Returned ERAF was previously budgeted at 50% of estimated value to meet the ongoing expenditures stifled by limited cash flow from VLFAA, but will be budgeted at 60% in fiscal year 2025-26, 65% in fiscal year 2026-27, and up to 70% ongoing, according to the report.
The county will also work to increase its reserves from 10% to 15%, and departments must maintain a 4% reserve.
Revenue is budgeted to decrease rather significantly in fiscal year 2025-26 compared to fiscal year 2024-25, moving from approximately $1.01 billion to approximately $922 million.
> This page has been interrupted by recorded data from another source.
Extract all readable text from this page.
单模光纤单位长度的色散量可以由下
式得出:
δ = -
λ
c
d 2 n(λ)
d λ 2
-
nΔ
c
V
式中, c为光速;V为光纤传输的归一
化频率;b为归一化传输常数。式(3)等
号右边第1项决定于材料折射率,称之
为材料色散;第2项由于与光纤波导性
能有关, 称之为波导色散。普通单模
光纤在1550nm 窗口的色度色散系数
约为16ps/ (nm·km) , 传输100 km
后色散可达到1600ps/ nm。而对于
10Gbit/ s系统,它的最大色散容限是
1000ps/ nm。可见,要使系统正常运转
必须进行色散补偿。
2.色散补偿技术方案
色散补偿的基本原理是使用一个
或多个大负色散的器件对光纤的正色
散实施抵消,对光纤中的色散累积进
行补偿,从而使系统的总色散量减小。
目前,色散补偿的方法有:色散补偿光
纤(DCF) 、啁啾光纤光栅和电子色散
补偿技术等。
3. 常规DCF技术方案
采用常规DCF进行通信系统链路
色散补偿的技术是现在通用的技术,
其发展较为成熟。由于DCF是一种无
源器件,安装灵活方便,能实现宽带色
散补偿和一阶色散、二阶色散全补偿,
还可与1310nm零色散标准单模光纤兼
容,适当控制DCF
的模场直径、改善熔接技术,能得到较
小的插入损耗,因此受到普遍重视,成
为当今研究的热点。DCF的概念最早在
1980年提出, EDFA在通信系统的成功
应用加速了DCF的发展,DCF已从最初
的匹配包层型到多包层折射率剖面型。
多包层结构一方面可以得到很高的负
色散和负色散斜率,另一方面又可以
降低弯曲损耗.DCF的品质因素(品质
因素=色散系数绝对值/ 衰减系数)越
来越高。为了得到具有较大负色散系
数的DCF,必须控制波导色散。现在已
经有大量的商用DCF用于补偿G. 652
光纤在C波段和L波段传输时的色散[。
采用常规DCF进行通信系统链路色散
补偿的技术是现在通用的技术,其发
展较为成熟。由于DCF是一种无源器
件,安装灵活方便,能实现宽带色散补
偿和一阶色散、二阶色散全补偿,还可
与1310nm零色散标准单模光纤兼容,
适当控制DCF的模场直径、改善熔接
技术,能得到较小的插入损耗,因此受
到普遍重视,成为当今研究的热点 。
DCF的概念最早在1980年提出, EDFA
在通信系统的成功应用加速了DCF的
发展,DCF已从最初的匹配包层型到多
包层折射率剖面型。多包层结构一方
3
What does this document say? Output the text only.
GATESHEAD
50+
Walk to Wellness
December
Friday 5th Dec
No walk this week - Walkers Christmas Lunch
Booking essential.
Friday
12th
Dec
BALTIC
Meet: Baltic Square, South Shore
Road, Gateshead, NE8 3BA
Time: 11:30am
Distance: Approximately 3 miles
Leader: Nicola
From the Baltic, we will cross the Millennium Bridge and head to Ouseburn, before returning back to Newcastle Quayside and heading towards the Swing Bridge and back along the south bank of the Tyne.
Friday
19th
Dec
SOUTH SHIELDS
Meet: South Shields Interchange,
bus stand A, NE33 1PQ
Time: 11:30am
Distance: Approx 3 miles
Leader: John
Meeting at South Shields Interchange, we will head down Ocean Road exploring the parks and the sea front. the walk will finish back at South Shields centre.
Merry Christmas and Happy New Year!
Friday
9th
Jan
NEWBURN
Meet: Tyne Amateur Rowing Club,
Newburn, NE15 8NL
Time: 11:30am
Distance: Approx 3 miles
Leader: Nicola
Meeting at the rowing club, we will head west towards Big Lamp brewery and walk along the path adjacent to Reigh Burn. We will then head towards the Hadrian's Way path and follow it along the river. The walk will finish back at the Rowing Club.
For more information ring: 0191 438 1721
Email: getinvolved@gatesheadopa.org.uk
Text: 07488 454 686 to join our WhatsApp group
However, property taxes remain the largest discretionary revenue source for the county, which is expected to grow by an average 4.3% in fiscal year 2025-27.
The budget plans for the net addition of 13 county positions in fiscal year 2025-26, which is relatively low compared to previous budget recommendations, but the overall cost for salary and benefits continues to rise, according to the report.
The Board of Supervisors will hold a three-day public hearing to review the recommended fiscal year 2025-27 budget that will be open to public comment from June 23 to June 25, according to the report.
“We are prioritizing what the county is doing now, meeting the needs of today’s residents, while continuing to build toward the future,” the report reads. “This Recommended Budget strikes a careful balance: it addresses short-term issues head-on while keeping our eyes firmly on long-term impacts and opportunities.”